Through all of these challenges, Eve J. Higginbotham, vice dean for Inclusion and Diversity and professor of ophthalmology at the Perelman School of Medicine, has been busy sharing her voice and taking action.
She crafted an open letter sharing her horror and hope following the murders of George Floyd, Breonna Taylor, and so many other Black individuals at the hands of the police; moderated an emotional and enlightening virtual dialogue that delved into the meaning of this movement and the path to antiracism; and has served as a driving force behind Penn Medicine’s Action for Cultural Transformation (ACT) plan. Developed through a partnership between the Office of Inclusion and Diversity and Penn Medicine Academy, ACT serves as a framework for sustainable change across the health system and aims to eliminate racism, mitigate bias, better support the diverse communities we serve, and create a culture of diversity, inclusion, and equity.

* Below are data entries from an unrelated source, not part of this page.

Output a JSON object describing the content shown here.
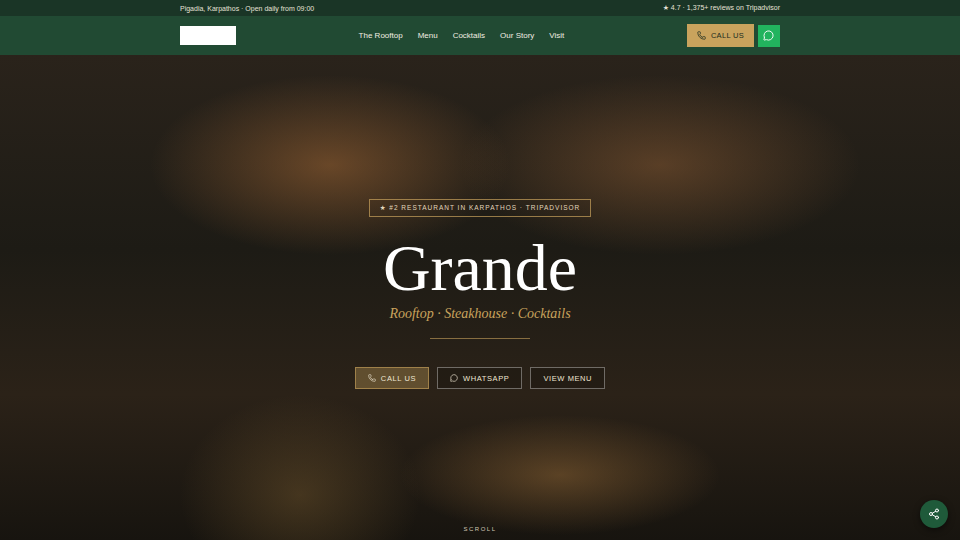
{
  "topbar": {
    "location": "Pigadia, Karpathos · Open daily from 09:00",
    "rating": "★ 4.7 · 1,375+ reviews on Tripadvisor"
  },
  "nav": {
    "links": [
      "The Rooftop",
      "Menu",
      "Cocktails",
      "Our Story",
      "Visit"
    ],
    "call": "CALL US"
  },
  "hero": {
    "badge": "★ #2 RESTAURANT IN KARPATHOS · TRIPADVISOR",
    "title": "Grande",
    "subtitle": "Rooftop · Steakhouse · Cocktails",
    "buttons": [
      {
        "label": "CALL US",
        "kind": "primary"
      },
      {
        "label": "WHATSAPP",
        "kind": "outline"
      },
      {
        "label": "VIEW MENU",
        "kind": "outline"
      }
    ],
    "scroll": "SCROLL"
  }
}
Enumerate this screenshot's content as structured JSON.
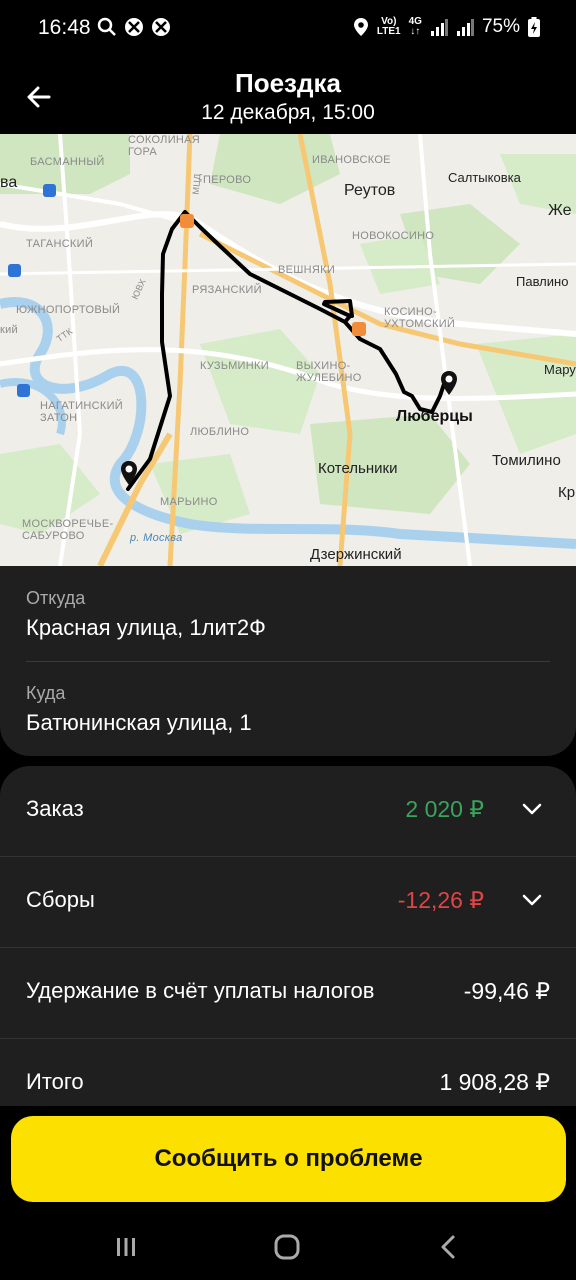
{
  "status_bar": {
    "time": "16:48",
    "network_top": "Vo)",
    "network_bottom": "LTE1",
    "network_gen": "4G",
    "battery": "75%"
  },
  "header": {
    "title": "Поездка",
    "subtitle": "12 декабря, 15:00"
  },
  "map": {
    "labels": {
      "sokolnaya_gora": "СОКОЛИНАЯ\nГОРА",
      "basmanny": "БАСМАННЫЙ",
      "ivanovskoe": "ИВАНОВСКОЕ",
      "saltykovka": "Салтыковка",
      "reutov": "Реутов",
      "perovo": "ПЕРОВО",
      "novokosino": "НОВОКОСИНО",
      "tagansky": "ТАГАНСКИЙ",
      "veshnyaki": "ВЕШНЯКИ",
      "pavlino": "Павлино",
      "ryazansky": "РЯЗАНСКИЙ",
      "yuzhnoportovy": "ЮЖНОПОРТОВЫЙ",
      "kosino_ukhtomsky": "КОСИНО-\nУХТОМСКИЙ",
      "kuzminki": "КУЗЬМИНКИ",
      "vykhino": "ВЫХИНО-\nЖУЛЕБИНО",
      "nagatinsky": "НАГАТИНСКИЙ\nЗАТОН",
      "lyubertsy": "Люберцы",
      "lyublino": "ЛЮБЛИНО",
      "tomilino": "Томилино",
      "kotelniki": "Котельники",
      "maryino": "МАРЬИНО",
      "moskvorechye": "МОСКВОРЕЧЬЕ-\nСАБУРОВО",
      "river": "р. Москва",
      "dzerzhinsky": "Дзержинский",
      "mcd": "МЦД",
      "ttk": "ТТК",
      "yuv": "ЮВХ",
      "edge_va": "ва",
      "edge_zhe": "Же",
      "edge_mary": "Мару",
      "edge_kr": "Кр",
      "edge_ky": "кий"
    }
  },
  "route": {
    "from_label": "Откуда",
    "from_value": "Красная улица, 1лит2Ф",
    "to_label": "Куда",
    "to_value": "Батюнинская улица, 1"
  },
  "finance": {
    "order_label": "Заказ",
    "order_value": "2 020 ₽",
    "fees_label": "Сборы",
    "fees_value": "-12,26 ₽",
    "tax_label": "Удержание в счёт уплаты налогов",
    "tax_value": "-99,46 ₽",
    "total_label": "Итого",
    "total_value": "1 908,28 ₽"
  },
  "cta": {
    "label": "Сообщить о проблеме"
  },
  "colors": {
    "accent_yellow": "#fbe000",
    "positive_green": "#3aa35c",
    "negative_red": "#e04545"
  },
  "icons": [
    "back-arrow-icon",
    "search-icon",
    "location-icon",
    "signal-icon",
    "battery-icon",
    "chevron-down-icon",
    "recent-apps-icon",
    "home-icon",
    "back-nav-icon",
    "pin-icon"
  ]
}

Higginbotham has also long been invested in investigating the barriers that women—and particularly women of color—face in science, engineering, and medicine. A member of the National Academy of Medicine since 2000, she serves on the NAM council and currently chairs a committee examining the impact of COVID-19 on the careers of women in these fields. She also recently served as a reviewer for a report published by the National Academies of Science, Engineering, and Medicine titled, Promising Practices for Addressing the Underrepresentation of Women in Science, Engineering, and Medicine: Opening Doors.

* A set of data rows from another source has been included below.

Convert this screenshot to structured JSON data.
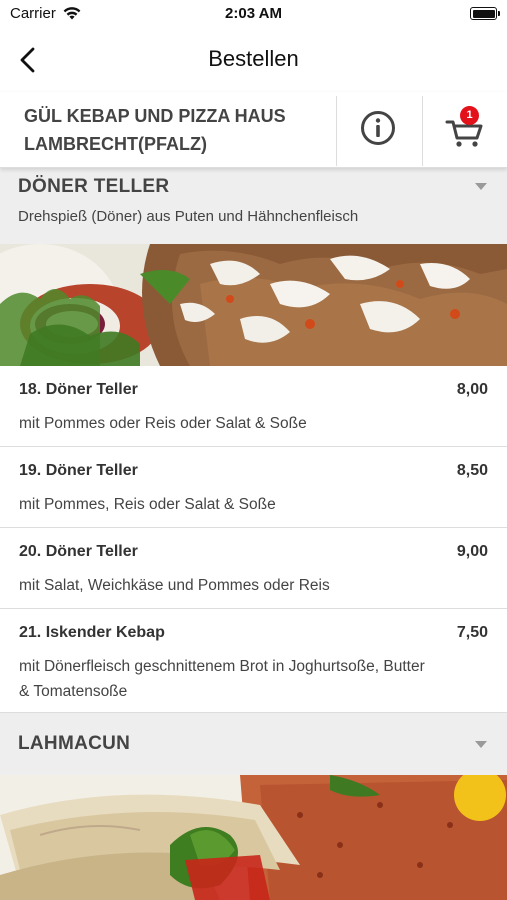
{
  "status_bar": {
    "carrier": "Carrier",
    "time": "2:03 AM"
  },
  "nav": {
    "title": "Bestellen"
  },
  "restaurant": {
    "name_line1": "GÜL KEBAP UND PIZZA HAUS",
    "name_line2": "LAMBRECHT(PFALZ)",
    "cart_count": "1"
  },
  "categories": [
    {
      "title": "DÖNER TELLER",
      "description": "Drehspieß (Döner) aus Puten und Hähnchenfleisch",
      "items": [
        {
          "name": "18. Döner Teller",
          "price": "8,00",
          "description": "mit Pommes oder Reis oder Salat & Soße"
        },
        {
          "name": "19. Döner Teller",
          "price": "8,50",
          "description": "mit Pommes, Reis oder Salat & Soße"
        },
        {
          "name": "20. Döner Teller",
          "price": "9,00",
          "description": "mit Salat, Weichkäse und Pommes oder Reis"
        },
        {
          "name": "21. Iskender Kebap",
          "price": "7,50",
          "description": "mit Dönerfleisch geschnittenem Brot in Joghurtsoße, Butter & Tomatensoße"
        }
      ]
    },
    {
      "title": "LAHMACUN",
      "description": "",
      "items": []
    }
  ],
  "icons": {
    "back": "chevron-left-icon",
    "info": "info-icon",
    "cart": "cart-icon",
    "wifi": "wifi-icon",
    "battery": "battery-icon",
    "expand": "chevron-down-icon"
  },
  "colors": {
    "badge": "#e3121a",
    "category_bg": "#eeeeee",
    "text": "#333333"
  }
}
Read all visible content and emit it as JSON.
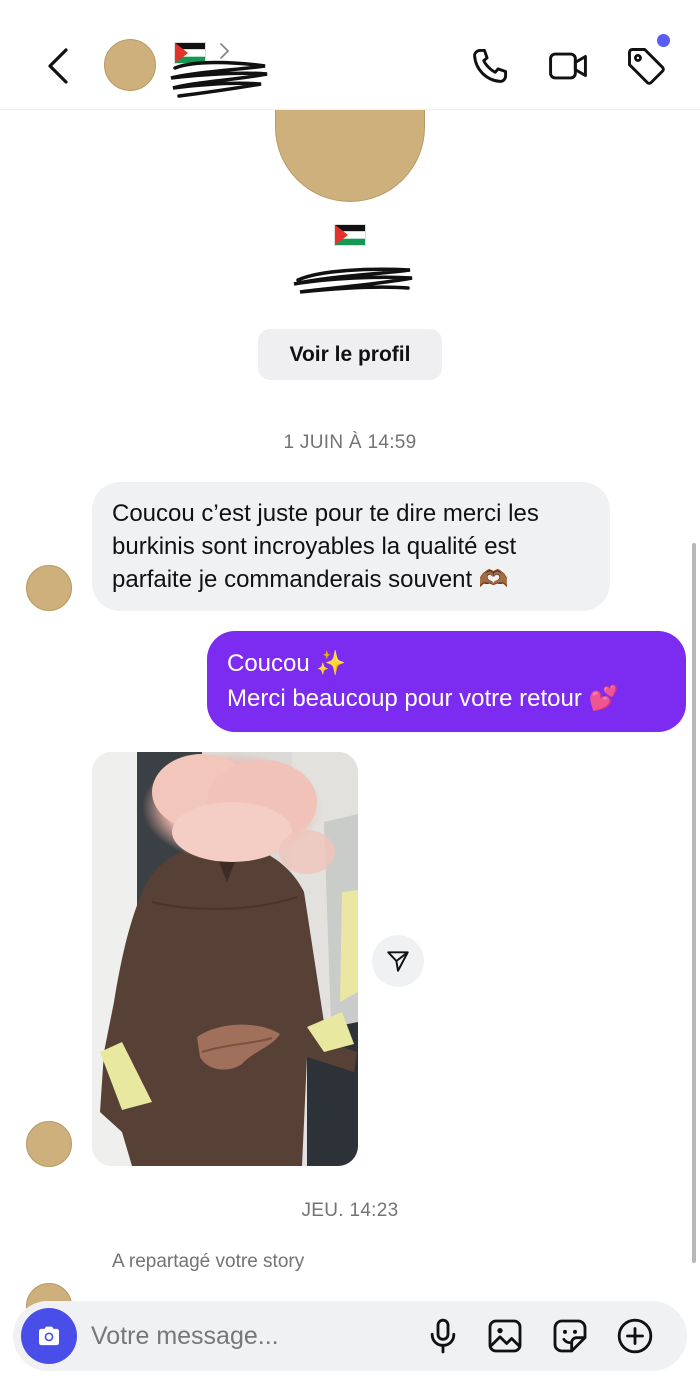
{
  "header": {
    "flag_emoji": "🇵🇸",
    "has_notification": true
  },
  "profile": {
    "flag_emoji": "🇵🇸",
    "view_profile_label": "Voir le profil"
  },
  "messages": {
    "timestamp_1": "1 JUIN À 14:59",
    "incoming_text": {
      "line1": "Coucou c’est juste pour te dire merci les",
      "line2": "burkinis sont incroyables la qualité est",
      "line3": "parfaite je commanderais souvent 🫶🏾"
    },
    "outgoing_text": {
      "line1": "Coucou ✨",
      "line2": "Merci beaucoup pour votre retour 💕"
    },
    "timestamp_2": "JEU. 14:23",
    "story_note": "A repartagé votre story"
  },
  "composer": {
    "placeholder": "Votre message..."
  },
  "colors": {
    "accent": "#7c2bf0",
    "camera_button": "#4a4ee8",
    "incoming_bubble": "#f0f1f3",
    "avatar": "#cdb07c"
  },
  "icons": [
    "back-icon",
    "phone-icon",
    "video-camera-icon",
    "tag-icon",
    "send-icon",
    "camera-icon",
    "microphone-icon",
    "gallery-icon",
    "sticker-icon",
    "plus-icon"
  ]
}
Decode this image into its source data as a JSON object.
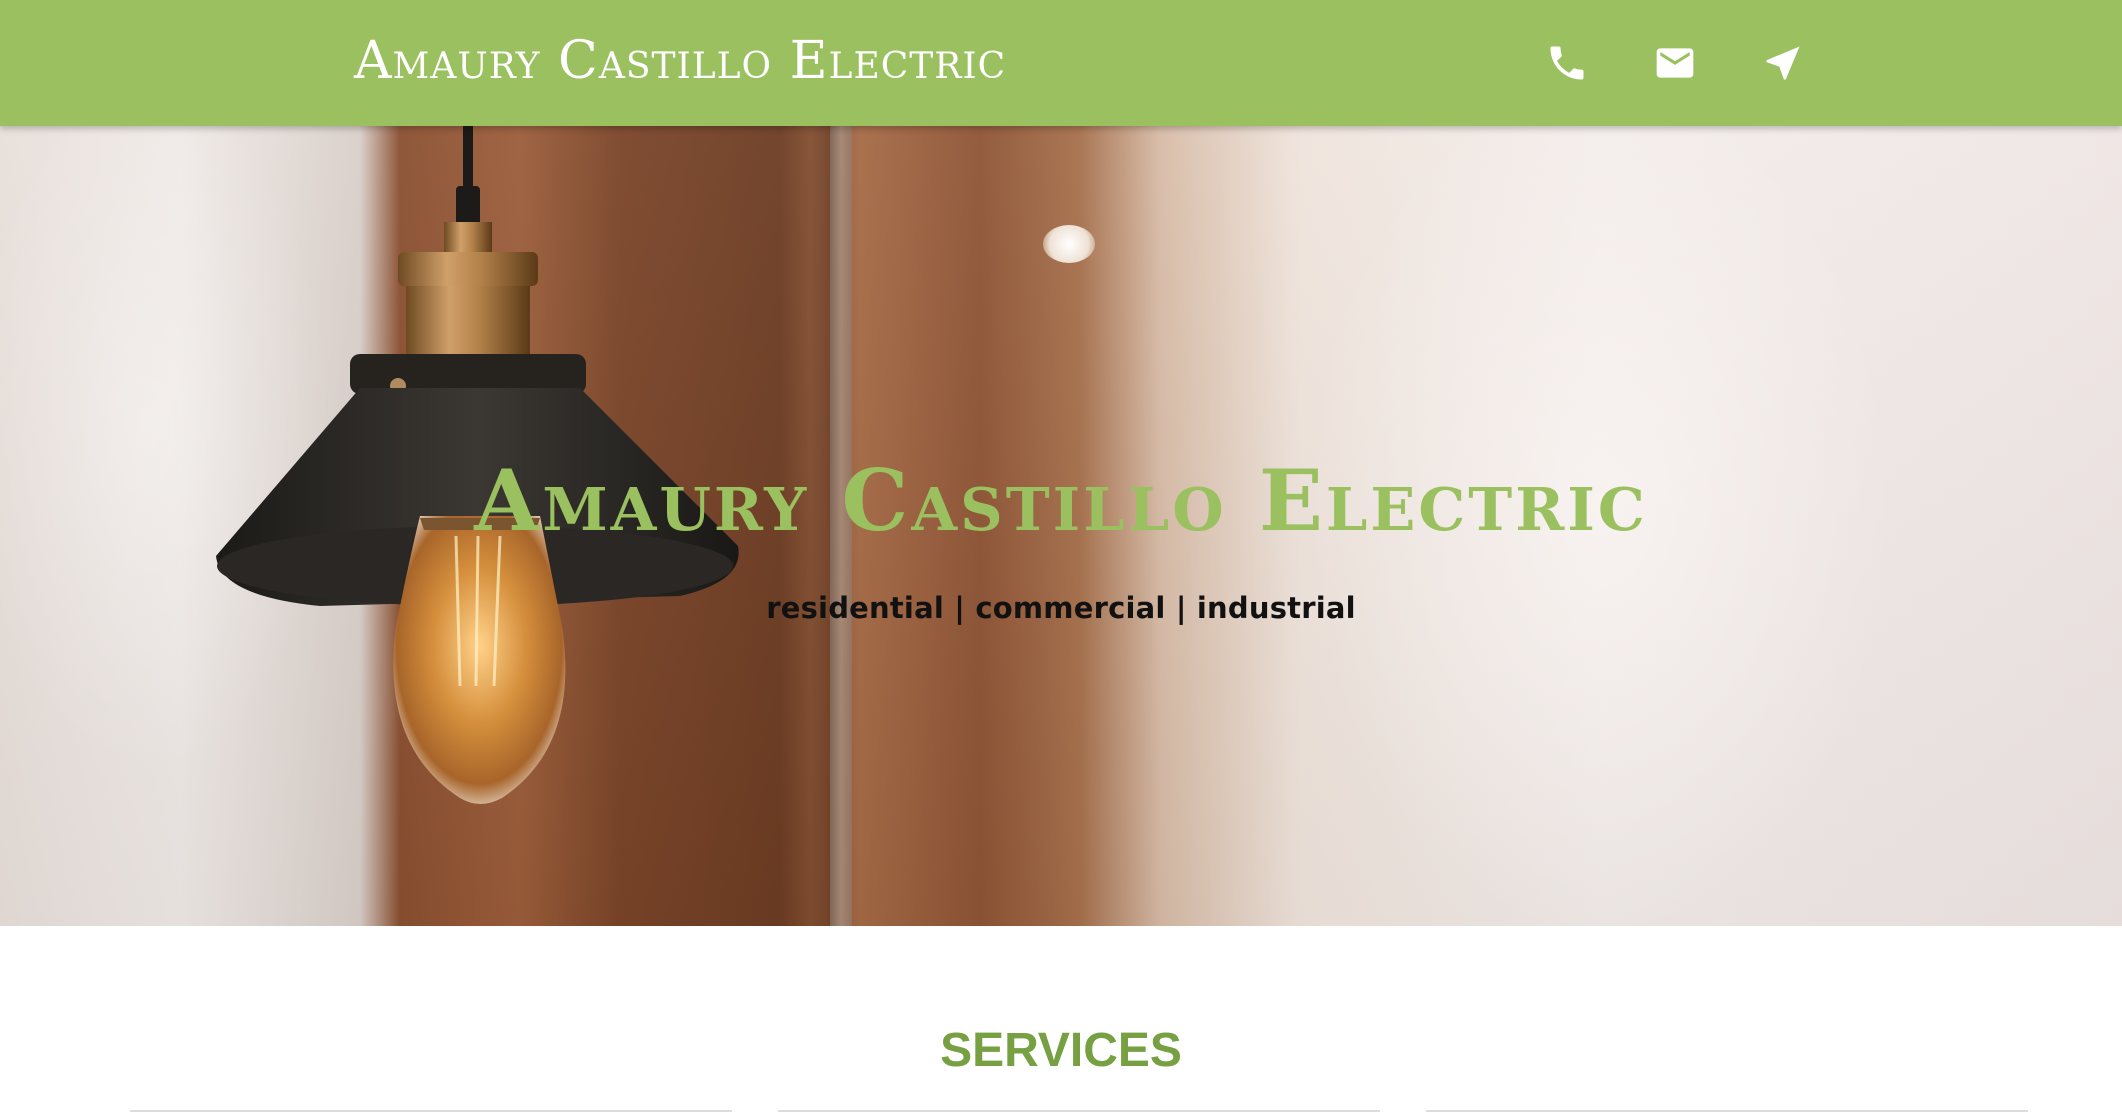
{
  "colors": {
    "accent": "#9bc05f",
    "section_title": "#76a041",
    "hero_subtitle": "#111111"
  },
  "navbar": {
    "brand": "Amaury Castillo Electric",
    "icons": [
      {
        "name": "phone-icon"
      },
      {
        "name": "email-icon"
      },
      {
        "name": "location-arrow-icon"
      }
    ]
  },
  "hero": {
    "title": "Amaury Castillo Electric",
    "subtitle": "residential | commercial | industrial"
  },
  "services": {
    "title": "SERVICES",
    "cards": [
      {},
      {},
      {}
    ]
  }
}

Higginbotham reflects on the findings of this groundbreaking report, the watershed moment that we all face, and how Penn Medicine is rising to the occasion and taking action.
“I have been interested in gender, ancestry, and building a diverse workforce and inclusive culture my entire career, so I’m really excited about the suggested interventions—like collecting demographic student, trainee, staff, and faculty data to keep institutions transparent and accountable, establishing mentorship and sponsorship programs to increase opportunities for professional development, and addressing funding disparities for women and underrepresented researchers,” she says.
“I think this is a really critical moment. This is a time in which we can come together as a community to accomplish a single goal: creating an antiracist and antisexist health system. It’s a complex goal, and many conversations still need to happen, but there’s nothing more powerful than a community being galvanized and pushing to become the best it can be.”